Sejak tahun 2014, Pusat Kebijakan dan Manajemen Kesehatan FK-KMK UGM telah melakukan penelitian evaluasi dan monitor kebijakan jaminan kesehatan nasional (JKN). Hasil penelitian ini memberikan gambaran mengenai kondisi pelaksanaan JKN di Indonesia, yang dinilai masih memiliki sejumlah permasalahan.
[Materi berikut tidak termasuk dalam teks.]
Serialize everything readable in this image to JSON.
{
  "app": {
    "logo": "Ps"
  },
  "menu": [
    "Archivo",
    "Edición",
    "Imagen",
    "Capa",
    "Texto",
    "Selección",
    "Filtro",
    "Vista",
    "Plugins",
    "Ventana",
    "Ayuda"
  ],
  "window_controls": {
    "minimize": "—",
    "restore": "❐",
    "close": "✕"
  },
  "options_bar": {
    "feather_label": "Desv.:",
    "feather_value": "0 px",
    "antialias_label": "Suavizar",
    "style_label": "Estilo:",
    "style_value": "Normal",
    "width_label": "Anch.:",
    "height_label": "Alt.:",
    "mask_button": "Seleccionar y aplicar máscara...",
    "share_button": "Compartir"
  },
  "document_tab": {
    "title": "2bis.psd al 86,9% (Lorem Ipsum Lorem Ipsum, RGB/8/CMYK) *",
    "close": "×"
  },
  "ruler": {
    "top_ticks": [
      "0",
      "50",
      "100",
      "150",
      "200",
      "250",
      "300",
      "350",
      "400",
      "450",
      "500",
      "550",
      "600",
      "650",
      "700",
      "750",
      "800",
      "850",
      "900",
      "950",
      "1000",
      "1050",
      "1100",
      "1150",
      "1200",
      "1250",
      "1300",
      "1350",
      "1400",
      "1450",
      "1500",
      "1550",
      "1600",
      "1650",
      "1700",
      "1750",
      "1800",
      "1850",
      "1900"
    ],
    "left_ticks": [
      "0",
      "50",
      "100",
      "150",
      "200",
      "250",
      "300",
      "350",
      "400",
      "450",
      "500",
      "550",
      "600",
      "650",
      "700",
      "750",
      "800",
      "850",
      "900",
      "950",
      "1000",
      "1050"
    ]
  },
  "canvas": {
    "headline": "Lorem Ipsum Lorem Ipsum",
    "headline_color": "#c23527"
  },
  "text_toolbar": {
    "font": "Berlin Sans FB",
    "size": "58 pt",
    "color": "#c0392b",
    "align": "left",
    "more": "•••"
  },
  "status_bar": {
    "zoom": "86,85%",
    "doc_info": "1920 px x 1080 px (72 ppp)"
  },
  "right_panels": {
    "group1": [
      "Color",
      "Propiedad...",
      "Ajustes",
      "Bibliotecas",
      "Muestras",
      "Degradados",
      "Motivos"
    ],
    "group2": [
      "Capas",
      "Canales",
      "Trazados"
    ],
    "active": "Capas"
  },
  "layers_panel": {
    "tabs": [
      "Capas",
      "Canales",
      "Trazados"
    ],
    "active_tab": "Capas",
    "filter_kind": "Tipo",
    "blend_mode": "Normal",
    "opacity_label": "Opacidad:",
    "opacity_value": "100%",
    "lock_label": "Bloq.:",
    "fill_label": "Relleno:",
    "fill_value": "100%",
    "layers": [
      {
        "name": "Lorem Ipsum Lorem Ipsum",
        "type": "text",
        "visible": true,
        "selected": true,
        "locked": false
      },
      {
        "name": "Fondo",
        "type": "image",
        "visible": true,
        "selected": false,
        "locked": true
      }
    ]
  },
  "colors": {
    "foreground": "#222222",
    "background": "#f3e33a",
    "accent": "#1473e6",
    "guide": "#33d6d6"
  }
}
Dalam Forum Analisis Kebijakan JKN Bertajuk ”Mengevaluasi UU SJSN dan UU BPJS Berdasarkan Bukti” yang digelar Kamis (18/6), Ketua Departemen Kebijakan dan Manajemen Kesehatan FKKMK, Prof. Laksono Trisnantoro, M.Sc, Ph.D, menyebut diperlukan evaluasi terhadap kebijakan JKN di dalam UU Sistem Jaminan Sosial Nasional dan UU Badan Penyelenggara Jaminan Sosial.
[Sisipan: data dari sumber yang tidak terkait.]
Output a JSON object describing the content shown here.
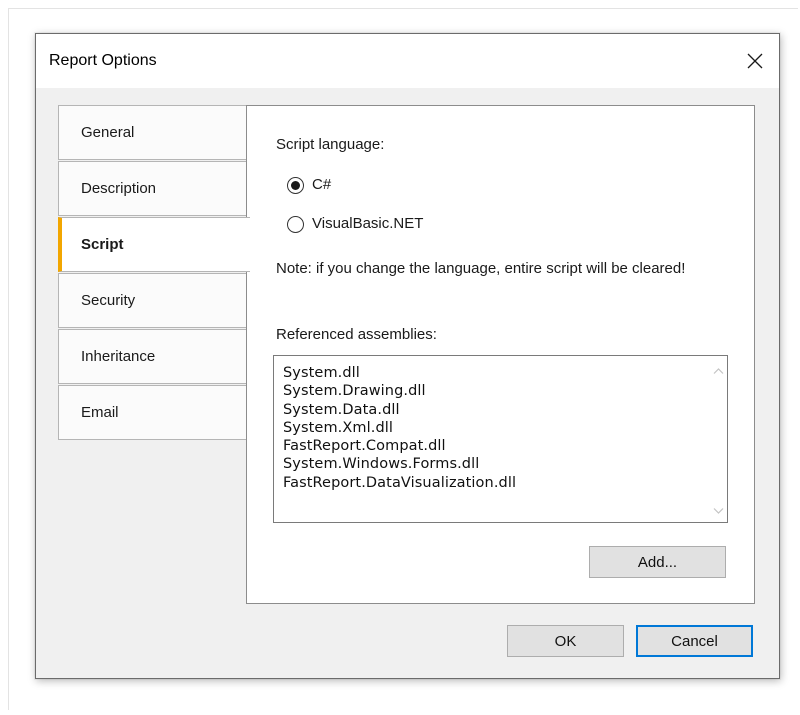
{
  "dialog": {
    "title": "Report Options"
  },
  "tabs": [
    {
      "label": "General",
      "active": false
    },
    {
      "label": "Description",
      "active": false
    },
    {
      "label": "Script",
      "active": true
    },
    {
      "label": "Security",
      "active": false
    },
    {
      "label": "Inheritance",
      "active": false
    },
    {
      "label": "Email",
      "active": false
    }
  ],
  "script": {
    "language_label": "Script language:",
    "options": [
      {
        "label": "C#",
        "selected": true
      },
      {
        "label": "VisualBasic.NET",
        "selected": false
      }
    ],
    "note": "Note: if you change the language, entire script will be cleared!",
    "assemblies_label": "Referenced assemblies:",
    "assemblies": [
      "System.dll",
      "System.Drawing.dll",
      "System.Data.dll",
      "System.Xml.dll",
      "FastReport.Compat.dll",
      "System.Windows.Forms.dll",
      "FastReport.DataVisualization.dll"
    ],
    "add_button": "Add..."
  },
  "footer": {
    "ok": "OK",
    "cancel": "Cancel"
  },
  "colors": {
    "active_tab_accent": "#f2a600",
    "default_button_border": "#0078d7"
  },
  "icons": {
    "close": "close-icon",
    "scroll_up": "chevron-up-icon",
    "scroll_down": "chevron-down-icon"
  }
}
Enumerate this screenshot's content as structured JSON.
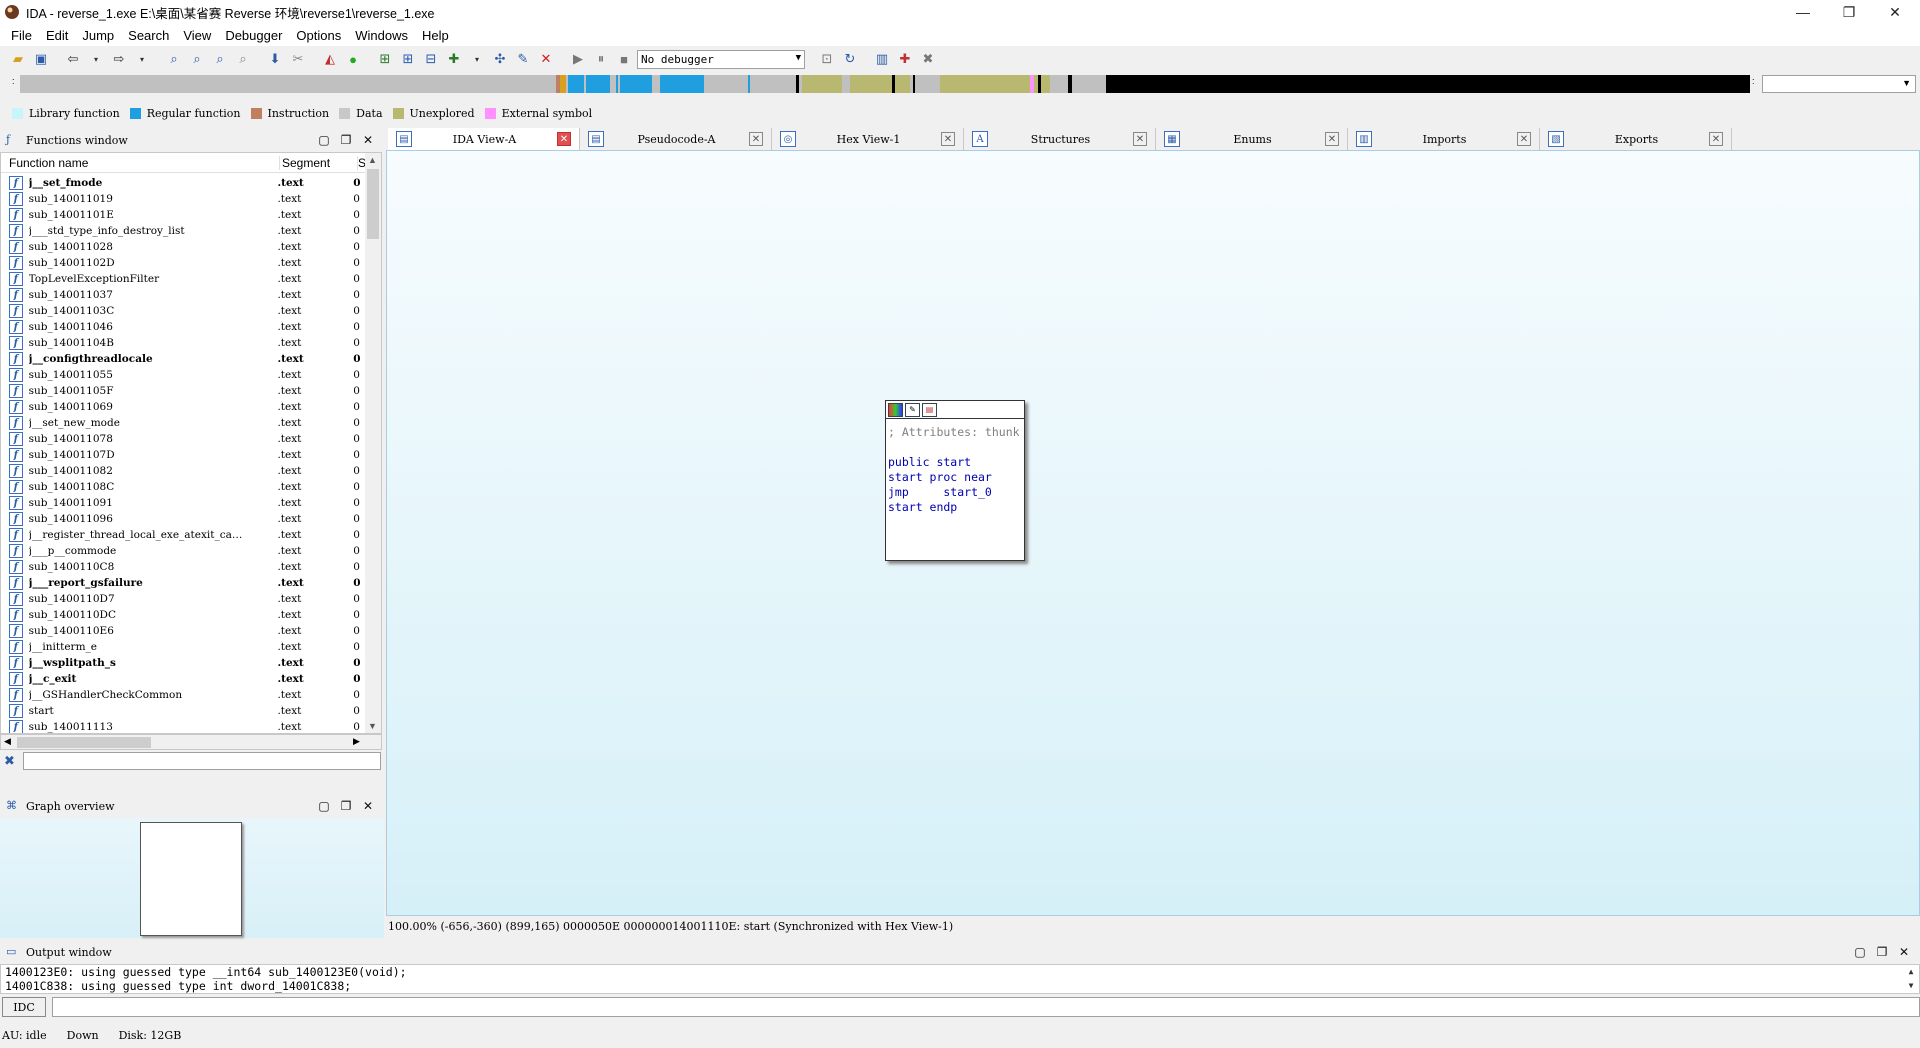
{
  "window": {
    "title": "IDA - reverse_1.exe E:\\桌面\\某省赛 Reverse 环境\\reverse1\\reverse_1.exe",
    "min": "—",
    "max": "❐",
    "close": "✕"
  },
  "menu": [
    "File",
    "Edit",
    "Jump",
    "Search",
    "View",
    "Debugger",
    "Options",
    "Windows",
    "Help"
  ],
  "toolbar": {
    "debugger_select": "No debugger"
  },
  "legend": [
    {
      "label": "Library function",
      "color": "#c6f5fb"
    },
    {
      "label": "Regular function",
      "color": "#1f9fe0"
    },
    {
      "label": "Instruction",
      "color": "#c08060"
    },
    {
      "label": "Data",
      "color": "#c8c8c8"
    },
    {
      "label": "Unexplored",
      "color": "#b8b870"
    },
    {
      "label": "External symbol",
      "color": "#ff90ff"
    }
  ],
  "functions_window": {
    "title": "Functions window",
    "columns": [
      "Function name",
      "Segment",
      "S"
    ],
    "rows": [
      {
        "name": "j__set_fmode",
        "segment": ".text",
        "start": "0",
        "bold": true
      },
      {
        "name": "sub_140011019",
        "segment": ".text",
        "start": "0",
        "bold": false
      },
      {
        "name": "sub_14001101E",
        "segment": ".text",
        "start": "0",
        "bold": false
      },
      {
        "name": "j___std_type_info_destroy_list",
        "segment": ".text",
        "start": "0",
        "bold": false
      },
      {
        "name": "sub_140011028",
        "segment": ".text",
        "start": "0",
        "bold": false
      },
      {
        "name": "sub_14001102D",
        "segment": ".text",
        "start": "0",
        "bold": false
      },
      {
        "name": "TopLevelExceptionFilter",
        "segment": ".text",
        "start": "0",
        "bold": false
      },
      {
        "name": "sub_140011037",
        "segment": ".text",
        "start": "0",
        "bold": false
      },
      {
        "name": "sub_14001103C",
        "segment": ".text",
        "start": "0",
        "bold": false
      },
      {
        "name": "sub_140011046",
        "segment": ".text",
        "start": "0",
        "bold": false
      },
      {
        "name": "sub_14001104B",
        "segment": ".text",
        "start": "0",
        "bold": false
      },
      {
        "name": "j__configthreadlocale",
        "segment": ".text",
        "start": "0",
        "bold": true
      },
      {
        "name": "sub_140011055",
        "segment": ".text",
        "start": "0",
        "bold": false
      },
      {
        "name": "sub_14001105F",
        "segment": ".text",
        "start": "0",
        "bold": false
      },
      {
        "name": "sub_140011069",
        "segment": ".text",
        "start": "0",
        "bold": false
      },
      {
        "name": "j__set_new_mode",
        "segment": ".text",
        "start": "0",
        "bold": false
      },
      {
        "name": "sub_140011078",
        "segment": ".text",
        "start": "0",
        "bold": false
      },
      {
        "name": "sub_14001107D",
        "segment": ".text",
        "start": "0",
        "bold": false
      },
      {
        "name": "sub_140011082",
        "segment": ".text",
        "start": "0",
        "bold": false
      },
      {
        "name": "sub_14001108C",
        "segment": ".text",
        "start": "0",
        "bold": false
      },
      {
        "name": "sub_140011091",
        "segment": ".text",
        "start": "0",
        "bold": false
      },
      {
        "name": "sub_140011096",
        "segment": ".text",
        "start": "0",
        "bold": false
      },
      {
        "name": "j__register_thread_local_exe_atexit_ca…",
        "segment": ".text",
        "start": "0",
        "bold": false
      },
      {
        "name": "j___p__commode",
        "segment": ".text",
        "start": "0",
        "bold": false
      },
      {
        "name": "sub_1400110C8",
        "segment": ".text",
        "start": "0",
        "bold": false
      },
      {
        "name": "j___report_gsfailure",
        "segment": ".text",
        "start": "0",
        "bold": true
      },
      {
        "name": "sub_1400110D7",
        "segment": ".text",
        "start": "0",
        "bold": false
      },
      {
        "name": "sub_1400110DC",
        "segment": ".text",
        "start": "0",
        "bold": false
      },
      {
        "name": "sub_1400110E6",
        "segment": ".text",
        "start": "0",
        "bold": false
      },
      {
        "name": "j__initterm_e",
        "segment": ".text",
        "start": "0",
        "bold": false
      },
      {
        "name": "j__wsplitpath_s",
        "segment": ".text",
        "start": "0",
        "bold": true
      },
      {
        "name": "j__c_exit",
        "segment": ".text",
        "start": "0",
        "bold": true
      },
      {
        "name": "j__GSHandlerCheckCommon",
        "segment": ".text",
        "start": "0",
        "bold": false
      },
      {
        "name": "start",
        "segment": ".text",
        "start": "0",
        "bold": false
      },
      {
        "name": "sub_140011113",
        "segment": ".text",
        "start": "0",
        "bold": false
      }
    ]
  },
  "graph_overview": {
    "title": "Graph overview"
  },
  "tabs": [
    {
      "label": "IDA View-A",
      "icon": "▤",
      "active": true
    },
    {
      "label": "Pseudocode-A",
      "icon": "▤",
      "active": false
    },
    {
      "label": "Hex View-1",
      "icon": "◎",
      "active": false
    },
    {
      "label": "Structures",
      "icon": "A",
      "active": false
    },
    {
      "label": "Enums",
      "icon": "▦",
      "active": false
    },
    {
      "label": "Imports",
      "icon": "▥",
      "active": false
    },
    {
      "label": "Exports",
      "icon": "▧",
      "active": false
    }
  ],
  "graph_node": {
    "comment": "; Attributes: thunk",
    "lines": [
      "public start",
      "start proc near",
      "jmp     start_0",
      "start endp"
    ]
  },
  "view_status": "100.00% (-656,-360) (899,165) 0000050E 000000014001110E: start (Synchronized with Hex View-1)",
  "output_window": {
    "title": "Output window",
    "lines": [
      "1400123E0: using guessed type __int64 sub_1400123E0(void);",
      "14001C838: using guessed type int dword_14001C838;"
    ]
  },
  "idc_label": "IDC",
  "statusbar": {
    "au": "AU:  idle",
    "dir": "Down",
    "disk": "Disk: 12GB"
  }
}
“Secara keseluruhan, ini menunjukkan bahwa pelaksanaan JKN belum seperti yang diharapkan oleh UU SJSN dan UU BPJS serta UUD 1945,” ucapnya.
JKN, menurutnya, belum memenuhi prinsip equity dan keadilan sosial karena sebagian dana Penerima Bantuan Iuran (PBI) APBN dipergunakan bukan untuk yang miskin dan tidak mampu dan ada ketimpangan daerah dalam penggunaan dana BPJS.
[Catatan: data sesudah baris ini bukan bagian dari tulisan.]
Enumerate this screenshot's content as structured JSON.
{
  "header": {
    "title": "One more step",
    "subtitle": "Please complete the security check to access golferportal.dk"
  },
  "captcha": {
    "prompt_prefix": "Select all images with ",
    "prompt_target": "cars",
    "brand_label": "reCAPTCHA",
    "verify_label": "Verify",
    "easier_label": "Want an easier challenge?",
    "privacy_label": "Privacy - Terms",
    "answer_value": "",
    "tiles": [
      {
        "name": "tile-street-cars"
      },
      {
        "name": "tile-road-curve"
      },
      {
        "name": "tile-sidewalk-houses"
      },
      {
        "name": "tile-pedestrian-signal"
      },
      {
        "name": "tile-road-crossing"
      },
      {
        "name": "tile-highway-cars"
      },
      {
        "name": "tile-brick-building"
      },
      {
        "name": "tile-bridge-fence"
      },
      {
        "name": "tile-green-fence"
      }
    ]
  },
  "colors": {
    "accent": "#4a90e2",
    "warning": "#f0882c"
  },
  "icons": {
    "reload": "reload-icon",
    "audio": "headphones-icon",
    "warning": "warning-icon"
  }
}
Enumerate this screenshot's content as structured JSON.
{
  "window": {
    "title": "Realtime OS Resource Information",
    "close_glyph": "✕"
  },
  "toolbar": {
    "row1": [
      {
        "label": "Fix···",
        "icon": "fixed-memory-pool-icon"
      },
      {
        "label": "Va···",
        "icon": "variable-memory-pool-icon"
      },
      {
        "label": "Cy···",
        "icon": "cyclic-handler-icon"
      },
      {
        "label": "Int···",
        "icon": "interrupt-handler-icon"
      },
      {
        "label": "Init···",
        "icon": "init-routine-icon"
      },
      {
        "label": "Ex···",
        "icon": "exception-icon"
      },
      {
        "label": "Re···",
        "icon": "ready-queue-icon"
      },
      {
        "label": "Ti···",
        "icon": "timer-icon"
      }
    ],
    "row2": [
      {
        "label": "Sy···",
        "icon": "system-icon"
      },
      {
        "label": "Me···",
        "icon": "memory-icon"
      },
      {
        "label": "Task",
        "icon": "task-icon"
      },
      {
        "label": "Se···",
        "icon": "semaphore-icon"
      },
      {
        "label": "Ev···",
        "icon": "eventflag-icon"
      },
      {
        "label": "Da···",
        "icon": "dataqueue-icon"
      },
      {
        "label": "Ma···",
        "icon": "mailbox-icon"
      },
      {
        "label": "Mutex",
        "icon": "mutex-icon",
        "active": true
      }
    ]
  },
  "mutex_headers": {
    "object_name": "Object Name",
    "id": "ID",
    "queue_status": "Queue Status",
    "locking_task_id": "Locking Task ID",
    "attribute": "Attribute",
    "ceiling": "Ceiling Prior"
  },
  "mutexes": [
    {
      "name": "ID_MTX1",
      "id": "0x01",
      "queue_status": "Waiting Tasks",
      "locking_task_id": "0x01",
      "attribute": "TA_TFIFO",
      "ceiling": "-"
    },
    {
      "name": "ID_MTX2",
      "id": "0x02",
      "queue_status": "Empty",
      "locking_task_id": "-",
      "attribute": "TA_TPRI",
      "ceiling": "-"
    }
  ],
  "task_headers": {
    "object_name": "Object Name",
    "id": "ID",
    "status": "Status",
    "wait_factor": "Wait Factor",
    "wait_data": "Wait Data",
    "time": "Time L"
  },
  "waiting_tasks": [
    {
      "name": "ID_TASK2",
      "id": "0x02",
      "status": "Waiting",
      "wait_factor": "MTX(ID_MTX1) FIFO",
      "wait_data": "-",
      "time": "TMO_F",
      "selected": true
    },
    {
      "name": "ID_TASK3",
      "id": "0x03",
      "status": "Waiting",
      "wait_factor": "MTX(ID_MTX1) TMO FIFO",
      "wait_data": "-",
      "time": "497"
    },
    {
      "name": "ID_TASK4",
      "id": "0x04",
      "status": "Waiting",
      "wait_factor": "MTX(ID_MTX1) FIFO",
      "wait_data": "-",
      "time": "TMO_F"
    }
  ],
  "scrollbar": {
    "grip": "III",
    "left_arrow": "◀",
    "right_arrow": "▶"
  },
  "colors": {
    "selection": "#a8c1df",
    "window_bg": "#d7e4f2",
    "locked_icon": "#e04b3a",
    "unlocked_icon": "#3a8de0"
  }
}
Di samping itu, tata kelola dianggap masih belum optimal dalam transparansi data, akuntabilitas, dan peran pemerintah daerah dalam pelaksanaan JKN, sementara sistem mutu pelayanan kesehatan serta fungsi pencegahan dan penindakan fraud belum berjalan dengan baik.
Melalui seri diskusi forum kebijakan JKN, PKMK FK-KMK UGM mengupayakan adanya perbaikan melalui transformasi kepada pemerintah. Seri diskusi ini, menurutnya, tidak hanya mentransformasi hasil penelitian, namun juga merespons berbagai isu kebijakan JKN lain dalam konteks ketepatan isi UU SJSN dan UU BPJS.
“Hasil yang diharapkan adalah transformasi hasil penelitian ke pengambil keputusan, memperluas sebaran informasi hasil penelitian melalui media massa, merespons isu JKN yang sedang berkembang dalam konteks isi UU SJSN dan UU BPJS, serta memberikan saran untuk pengambil kebijakan,” terang Laksono.
Beberapa waktu lalu pemerintah mengumumkan akan kembali mengambil keputusan untuk menaikkan iuran BPJS Kesehatan melalui Peraturan Presiden (Pepres) Nomor 64 Tahun 2020 tentang Perubahan Kedua atas Peraturan Presiden (Pepres) Nomor 82 Tahun 2018 tentang Jaminan Kesehatan.
Selain mengubah besaran iuran BPJS Kesehatan, Dewan Jaminan Sosial Nasional (DJSN) juga menyusun rencana untuk menetapkan kelas standar dalam memberikan layanan kesehatan. Kelas standar adalah kelas layanan yang akan diberikan untuk seluruh peserta program JKN.
Menurut peneliti PKMK, M. Faozi Kurniawan, Perpres No. 64 Tahun 2020 belum dapat menyelesaikan persoalan defisit karena iuran masih underprice. Penyelesaiakan persoalan defisit, terangnya, tidak bisa dilakukan hanya dengan menaikkan iuran, terlebih apabila kenaikan tinggi terjadi pada PBI APBN dan PPU yang selama ini positif.
“Perlu perbaikan tata kelola dan manajemen untuk mengatasi underprice iuran, tunggakan iuran, cost-sharing untuk penyakit biaya mahal, dan sistem deteksi fraud,” paparnya.
Ia menambahkan, sebelum dipenuhinya pemerataan fasilitas kesehatan di wilayah yang sulit akses dan terbatas, pembatasan manfaat medis, penyesuaian besaran iuran, tunggakan iuran, dan cost-sharing untuk penyakit biaya mahal, maka penetapan kelas standar belum mampu mewujudkan program JKN yang berkeadilan.